Kvistgård developed around Kvistgård railway station which opened on the new North Line in 1868. The town was named after the farm Kvistgård (formerly Qvistgaard) on whose land it was built. The farmhouse was subsequently referred to as Kvistgård Hovedgård (literally "Kvistgård Manor") to distinguish it from the station and settlement even if it had never been a manor house. The land originally belonged to the hamlet of Munkegaarde but after the agricultural reforms of the 1780s came under Nyrup.
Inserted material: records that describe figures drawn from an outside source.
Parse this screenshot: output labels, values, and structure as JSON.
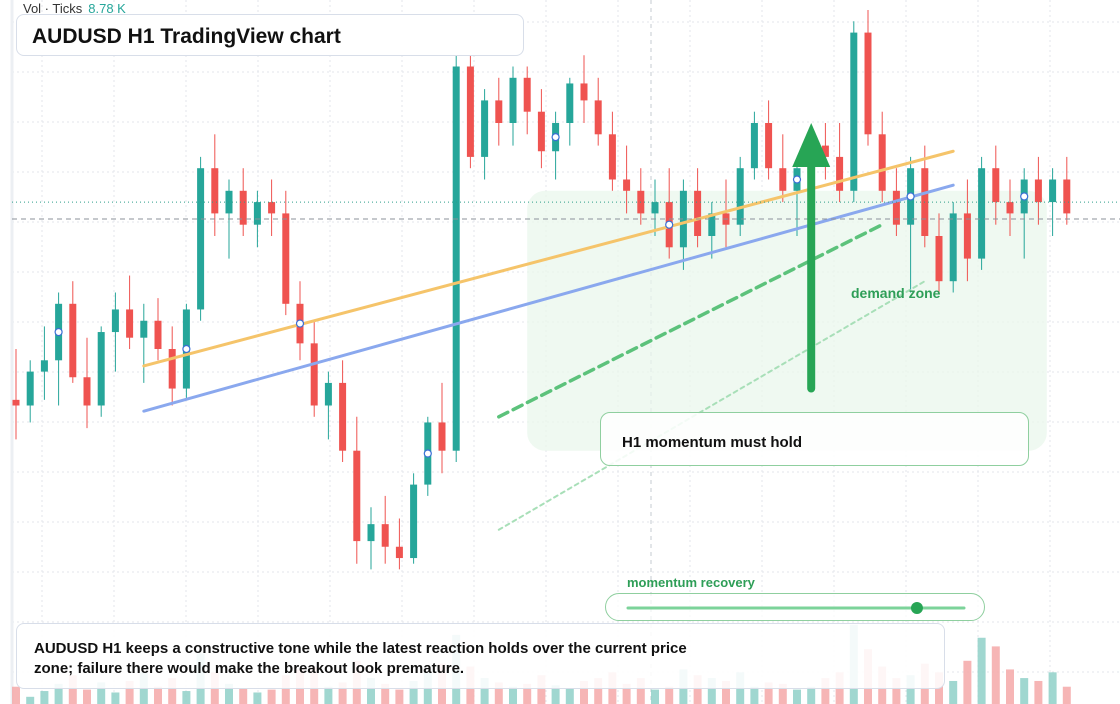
{
  "volume_readout": {
    "label": "Vol · Ticks",
    "value": "8.78 K"
  },
  "title": "AUDUSD H1 TradingView chart",
  "annotations": {
    "callout": "H1 momentum must hold",
    "zone_label": "demand zone",
    "momentum_label": "momentum recovery",
    "momentum_level": 0.86,
    "note": "AUDUSD H1 keeps a constructive tone while the latest reaction holds over the current price zone; failure there would make the breakout look premature."
  },
  "colors": {
    "bull": "#26a69a",
    "bear": "#ef5350",
    "bull_volume": "#8fd0c8",
    "bear_volume": "#f4a8a8",
    "trend_orange": "#f5c46a",
    "trend_blue": "#8aa8ee",
    "accent_green": "#27a555",
    "grid": "#e3e6eb"
  },
  "chart_data": {
    "type": "candlestick",
    "symbol": "AUDUSD",
    "timeframe": "H1",
    "note": "Price and volume axis labels are not visible in the screenshot; values are in relative chart units (higher = higher price).",
    "ylim": [
      0,
      100
    ],
    "volume_ylim": [
      0,
      100
    ],
    "candles": [
      {
        "o": 31,
        "h": 40,
        "l": 24,
        "c": 30,
        "v": 12
      },
      {
        "o": 30,
        "h": 38,
        "l": 27,
        "c": 36,
        "v": 5
      },
      {
        "o": 36,
        "h": 44,
        "l": 31,
        "c": 38,
        "v": 9
      },
      {
        "o": 38,
        "h": 50,
        "l": 30,
        "c": 48,
        "v": 14
      },
      {
        "o": 48,
        "h": 52,
        "l": 34,
        "c": 35,
        "v": 20
      },
      {
        "o": 35,
        "h": 42,
        "l": 26,
        "c": 30,
        "v": 10
      },
      {
        "o": 30,
        "h": 44,
        "l": 28,
        "c": 43,
        "v": 15
      },
      {
        "o": 43,
        "h": 50,
        "l": 36,
        "c": 47,
        "v": 8
      },
      {
        "o": 47,
        "h": 53,
        "l": 40,
        "c": 42,
        "v": 16
      },
      {
        "o": 42,
        "h": 48,
        "l": 34,
        "c": 45,
        "v": 22
      },
      {
        "o": 45,
        "h": 49,
        "l": 38,
        "c": 40,
        "v": 12
      },
      {
        "o": 40,
        "h": 44,
        "l": 30,
        "c": 33,
        "v": 18
      },
      {
        "o": 33,
        "h": 48,
        "l": 31,
        "c": 47,
        "v": 9
      },
      {
        "o": 47,
        "h": 74,
        "l": 45,
        "c": 72,
        "v": 35
      },
      {
        "o": 72,
        "h": 78,
        "l": 60,
        "c": 64,
        "v": 22
      },
      {
        "o": 64,
        "h": 70,
        "l": 56,
        "c": 68,
        "v": 14
      },
      {
        "o": 68,
        "h": 72,
        "l": 60,
        "c": 62,
        "v": 11
      },
      {
        "o": 62,
        "h": 68,
        "l": 58,
        "c": 66,
        "v": 8
      },
      {
        "o": 66,
        "h": 70,
        "l": 60,
        "c": 64,
        "v": 10
      },
      {
        "o": 64,
        "h": 68,
        "l": 46,
        "c": 48,
        "v": 20
      },
      {
        "o": 48,
        "h": 52,
        "l": 38,
        "c": 41,
        "v": 24
      },
      {
        "o": 41,
        "h": 45,
        "l": 28,
        "c": 30,
        "v": 26
      },
      {
        "o": 30,
        "h": 36,
        "l": 24,
        "c": 34,
        "v": 12
      },
      {
        "o": 34,
        "h": 38,
        "l": 20,
        "c": 22,
        "v": 15
      },
      {
        "o": 22,
        "h": 28,
        "l": 2,
        "c": 6,
        "v": 30
      },
      {
        "o": 6,
        "h": 12,
        "l": 1,
        "c": 9,
        "v": 18
      },
      {
        "o": 9,
        "h": 14,
        "l": 2,
        "c": 5,
        "v": 14
      },
      {
        "o": 5,
        "h": 10,
        "l": 1,
        "c": 3,
        "v": 10
      },
      {
        "o": 3,
        "h": 18,
        "l": 2,
        "c": 16,
        "v": 16
      },
      {
        "o": 16,
        "h": 28,
        "l": 14,
        "c": 27,
        "v": 22
      },
      {
        "o": 27,
        "h": 34,
        "l": 18,
        "c": 22,
        "v": 28
      },
      {
        "o": 22,
        "h": 92,
        "l": 20,
        "c": 90,
        "v": 48
      },
      {
        "o": 90,
        "h": 94,
        "l": 72,
        "c": 74,
        "v": 26
      },
      {
        "o": 74,
        "h": 86,
        "l": 70,
        "c": 84,
        "v": 18
      },
      {
        "o": 84,
        "h": 88,
        "l": 76,
        "c": 80,
        "v": 15
      },
      {
        "o": 80,
        "h": 90,
        "l": 76,
        "c": 88,
        "v": 12
      },
      {
        "o": 88,
        "h": 90,
        "l": 78,
        "c": 82,
        "v": 14
      },
      {
        "o": 82,
        "h": 86,
        "l": 72,
        "c": 75,
        "v": 20
      },
      {
        "o": 75,
        "h": 82,
        "l": 70,
        "c": 80,
        "v": 13
      },
      {
        "o": 80,
        "h": 88,
        "l": 76,
        "c": 87,
        "v": 11
      },
      {
        "o": 87,
        "h": 92,
        "l": 80,
        "c": 84,
        "v": 16
      },
      {
        "o": 84,
        "h": 88,
        "l": 76,
        "c": 78,
        "v": 18
      },
      {
        "o": 78,
        "h": 82,
        "l": 68,
        "c": 70,
        "v": 22
      },
      {
        "o": 70,
        "h": 76,
        "l": 64,
        "c": 68,
        "v": 14
      },
      {
        "o": 68,
        "h": 72,
        "l": 62,
        "c": 64,
        "v": 18
      },
      {
        "o": 64,
        "h": 70,
        "l": 60,
        "c": 66,
        "v": 10
      },
      {
        "o": 66,
        "h": 72,
        "l": 56,
        "c": 58,
        "v": 12
      },
      {
        "o": 58,
        "h": 70,
        "l": 54,
        "c": 68,
        "v": 24
      },
      {
        "o": 68,
        "h": 72,
        "l": 58,
        "c": 60,
        "v": 20
      },
      {
        "o": 60,
        "h": 66,
        "l": 56,
        "c": 64,
        "v": 18
      },
      {
        "o": 64,
        "h": 70,
        "l": 58,
        "c": 62,
        "v": 16
      },
      {
        "o": 62,
        "h": 74,
        "l": 60,
        "c": 72,
        "v": 22
      },
      {
        "o": 72,
        "h": 82,
        "l": 70,
        "c": 80,
        "v": 12
      },
      {
        "o": 80,
        "h": 84,
        "l": 70,
        "c": 72,
        "v": 15
      },
      {
        "o": 72,
        "h": 78,
        "l": 66,
        "c": 68,
        "v": 14
      },
      {
        "o": 68,
        "h": 74,
        "l": 60,
        "c": 72,
        "v": 10
      },
      {
        "o": 72,
        "h": 78,
        "l": 66,
        "c": 76,
        "v": 12
      },
      {
        "o": 76,
        "h": 80,
        "l": 70,
        "c": 74,
        "v": 18
      },
      {
        "o": 74,
        "h": 80,
        "l": 66,
        "c": 68,
        "v": 22
      },
      {
        "o": 68,
        "h": 98,
        "l": 66,
        "c": 96,
        "v": 55
      },
      {
        "o": 96,
        "h": 100,
        "l": 76,
        "c": 78,
        "v": 38
      },
      {
        "o": 78,
        "h": 82,
        "l": 66,
        "c": 68,
        "v": 26
      },
      {
        "o": 68,
        "h": 72,
        "l": 60,
        "c": 62,
        "v": 18
      },
      {
        "o": 62,
        "h": 74,
        "l": 50,
        "c": 72,
        "v": 20
      },
      {
        "o": 72,
        "h": 76,
        "l": 58,
        "c": 60,
        "v": 28
      },
      {
        "o": 60,
        "h": 64,
        "l": 50,
        "c": 52,
        "v": 22
      },
      {
        "o": 52,
        "h": 66,
        "l": 50,
        "c": 64,
        "v": 16
      },
      {
        "o": 64,
        "h": 70,
        "l": 52,
        "c": 56,
        "v": 30
      },
      {
        "o": 56,
        "h": 74,
        "l": 54,
        "c": 72,
        "v": 46
      },
      {
        "o": 72,
        "h": 76,
        "l": 62,
        "c": 66,
        "v": 40
      },
      {
        "o": 66,
        "h": 70,
        "l": 60,
        "c": 64,
        "v": 24
      },
      {
        "o": 64,
        "h": 72,
        "l": 56,
        "c": 70,
        "v": 18
      },
      {
        "o": 70,
        "h": 74,
        "l": 62,
        "c": 66,
        "v": 16
      },
      {
        "o": 66,
        "h": 72,
        "l": 60,
        "c": 70,
        "v": 22
      },
      {
        "o": 70,
        "h": 74,
        "l": 62,
        "c": 64,
        "v": 12
      }
    ],
    "overlays": [
      {
        "type": "trendline",
        "color": "orange",
        "from": {
          "i": 9,
          "y": 37
        },
        "to": {
          "i": 66,
          "y": 75
        }
      },
      {
        "type": "trendline",
        "color": "blue",
        "from": {
          "i": 9,
          "y": 29
        },
        "to": {
          "i": 66,
          "y": 69
        }
      },
      {
        "type": "dashed-trendline",
        "color": "green",
        "from": {
          "i": 34,
          "y": 28
        },
        "to": {
          "i": 61,
          "y": 62
        }
      },
      {
        "type": "dotted-trendline",
        "color": "light-green",
        "from": {
          "i": 34,
          "y": 8
        },
        "to": {
          "i": 64,
          "y": 52
        }
      },
      {
        "type": "horizontal-line",
        "style": "dashed",
        "y": 63
      },
      {
        "type": "horizontal-line",
        "style": "dotted",
        "y": 66
      },
      {
        "type": "arrow",
        "direction": "up",
        "i": 56,
        "from_y": 33,
        "to_y": 80
      }
    ]
  }
}
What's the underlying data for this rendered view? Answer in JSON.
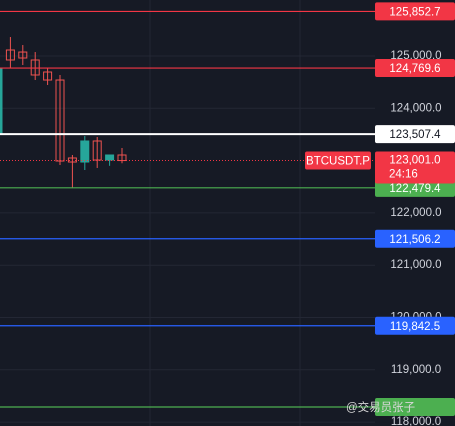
{
  "chart_data": {
    "type": "candlestick",
    "ylim": [
      117925,
      126071
    ],
    "yticks": [
      {
        "value": 125000,
        "label": "125,000.0"
      },
      {
        "value": 124000,
        "label": "124,000.0"
      },
      {
        "value": 122000,
        "label": "122,000.0"
      },
      {
        "value": 121000,
        "label": "121,000.0"
      },
      {
        "value": 120000,
        "label": "120,000.0"
      },
      {
        "value": 119000,
        "label": "119,000.0"
      },
      {
        "value": 118000,
        "label": "118,000.0"
      }
    ],
    "grid": true,
    "up_color": "#26a69a",
    "down_color": "#ef5350",
    "open": [
      123507,
      125115,
      125076,
      124924,
      124694,
      124541,
      123050,
      122973,
      123375,
      123011,
      123107
    ],
    "high": [
      124950,
      125363,
      125210,
      125076,
      124771,
      124637,
      123107,
      123470,
      123451,
      123107,
      123241
    ],
    "low": [
      123400,
      124771,
      124828,
      124541,
      124446,
      122916,
      122476,
      122820,
      122859,
      122900,
      122950
    ],
    "close": [
      124770,
      124924,
      124962,
      124637,
      124541,
      122992,
      122973,
      123375,
      123011,
      123107,
      123001
    ],
    "levels": [
      {
        "value": 125852.7,
        "label": "125,852.7",
        "color": "#f23645"
      },
      {
        "value": 124769.6,
        "label": "124,769.6",
        "color": "#f23645"
      },
      {
        "value": 123507.4,
        "label": "123,507.4",
        "color": "#ffffff"
      },
      {
        "value": 122479.4,
        "label": "122,479.4",
        "color": "#4caf50"
      },
      {
        "value": 121506.2,
        "label": "121,506.2",
        "color": "#2962ff"
      },
      {
        "value": 119842.5,
        "label": "119,842.5",
        "color": "#2962ff"
      },
      {
        "value": 118289,
        "color": "#4caf50"
      }
    ],
    "last_price": {
      "value": 123001.0,
      "label": "123,001.0",
      "countdown": "24:16",
      "symbol": "BTCUSDT.P",
      "color": "#f23645"
    },
    "watermark": "@交易员张子"
  }
}
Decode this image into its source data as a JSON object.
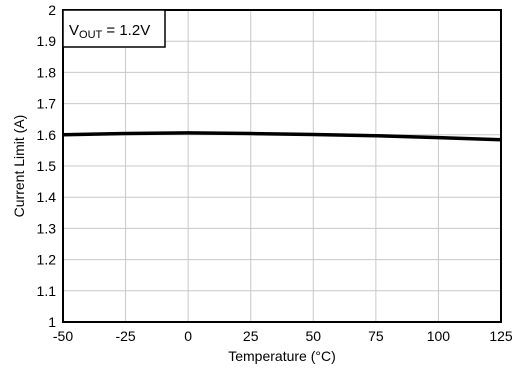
{
  "chart_data": {
    "type": "line",
    "xlabel": "Temperature (°C)",
    "ylabel": "Current Limit (A)",
    "xlim": [
      -50,
      125
    ],
    "ylim": [
      1,
      2
    ],
    "xticks": [
      -50,
      -25,
      0,
      25,
      50,
      75,
      100,
      125
    ],
    "yticks": [
      1,
      1.1,
      1.2,
      1.3,
      1.4,
      1.5,
      1.6,
      1.7,
      1.8,
      1.9,
      2
    ],
    "ytick_labels": [
      "1",
      "1.1",
      "1.2",
      "1.3",
      "1.4",
      "1.5",
      "1.6",
      "1.7",
      "1.8",
      "1.9",
      "2"
    ],
    "grid": true,
    "legend_position": "top-left",
    "annotation": {
      "main": "V",
      "sub": "OUT",
      "rest": " = 1.2V"
    },
    "series": [
      {
        "color": "#000000",
        "x": [
          -50,
          -25,
          0,
          25,
          50,
          75,
          100,
          125
        ],
        "y": [
          1.6,
          1.604,
          1.606,
          1.604,
          1.601,
          1.597,
          1.591,
          1.584
        ]
      }
    ]
  }
}
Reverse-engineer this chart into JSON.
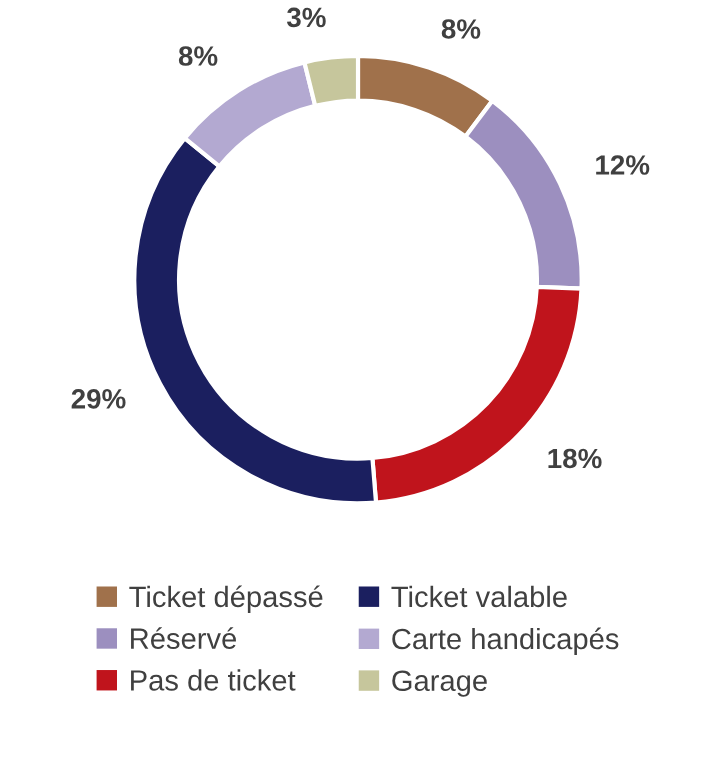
{
  "chart_data": {
    "type": "donut",
    "categories": [
      "Ticket dépassé",
      "Réservé",
      "Pas de ticket",
      "Ticket valable",
      "Carte handicapés",
      "Garage"
    ],
    "values": [
      8,
      12,
      18,
      29,
      8,
      3
    ],
    "value_labels": [
      "8%",
      "12%",
      "18%",
      "29%",
      "8%",
      "3%"
    ],
    "colors": [
      "#a0714b",
      "#9c8fbf",
      "#c0141c",
      "#1b1f5f",
      "#b3a9d1",
      "#c6c69c"
    ],
    "legend": "bottom"
  }
}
The first new buildings were in a housing development built by the railway company for railway workers. In the mid-1870s, Ludvig Lichtenberg, owner of Kvistgård Hovedgård, established Kvistgård Brickyards (Kvistgård Teglværk). Havreholm Fabrikker A/S a manufacturer of wood products, moved to a new site next to Kvistgård Station after a fire in 1897. When these enterprises closed, new companies took over their premises. The area remained relatively open until the middle of the 20th century but was gradually surrounded by residential neighbourhoods, workshops, a few shops and new industries.

==Landmarks==
Kvistgård's former main building today houses the only Rudolf Steiner school in the North Zealand area. The buildings have been expanded and altered several times. All of the land has been sold off. Some of it has been laid out as allotments since 1975.

Nyrup boasts two English-style country houses from the 1820s, Fairyhill and Claythorpe. They were built by Charles Fenwick, an English born businessman and General council. Fairyhill was listed in 1959. Nyrupgaard now houses the head office of the Noa Noa clothing company. Companies in Kvistgård include Bavarian Nordic, and the Barslund A/S construction and engineering company. The local parish church is in Tikøb.

==Surroundings==
Kvistgård is surrounded by several small forests. Nyrup Hegn and Kronborg Hegn are located north of the town and Kelleris Hegn and Egebljsvang are to the west.

==Transport==
Kvistgård is served by Kvistgård railway station on the Little North railway line between Helsingør and Hillerød. Trains are operated by the railway company Lokaltog with frequencies of twice an hour in the daytime on week days and once an hour in the evening and on weekends.

The Helsingør Motorway provides a fast connection to Copenhagen. Helsingørsvej, part of National route 6, connects Kvistgård to Fredensborg, Hillerød, Slangerup, and Roskilde.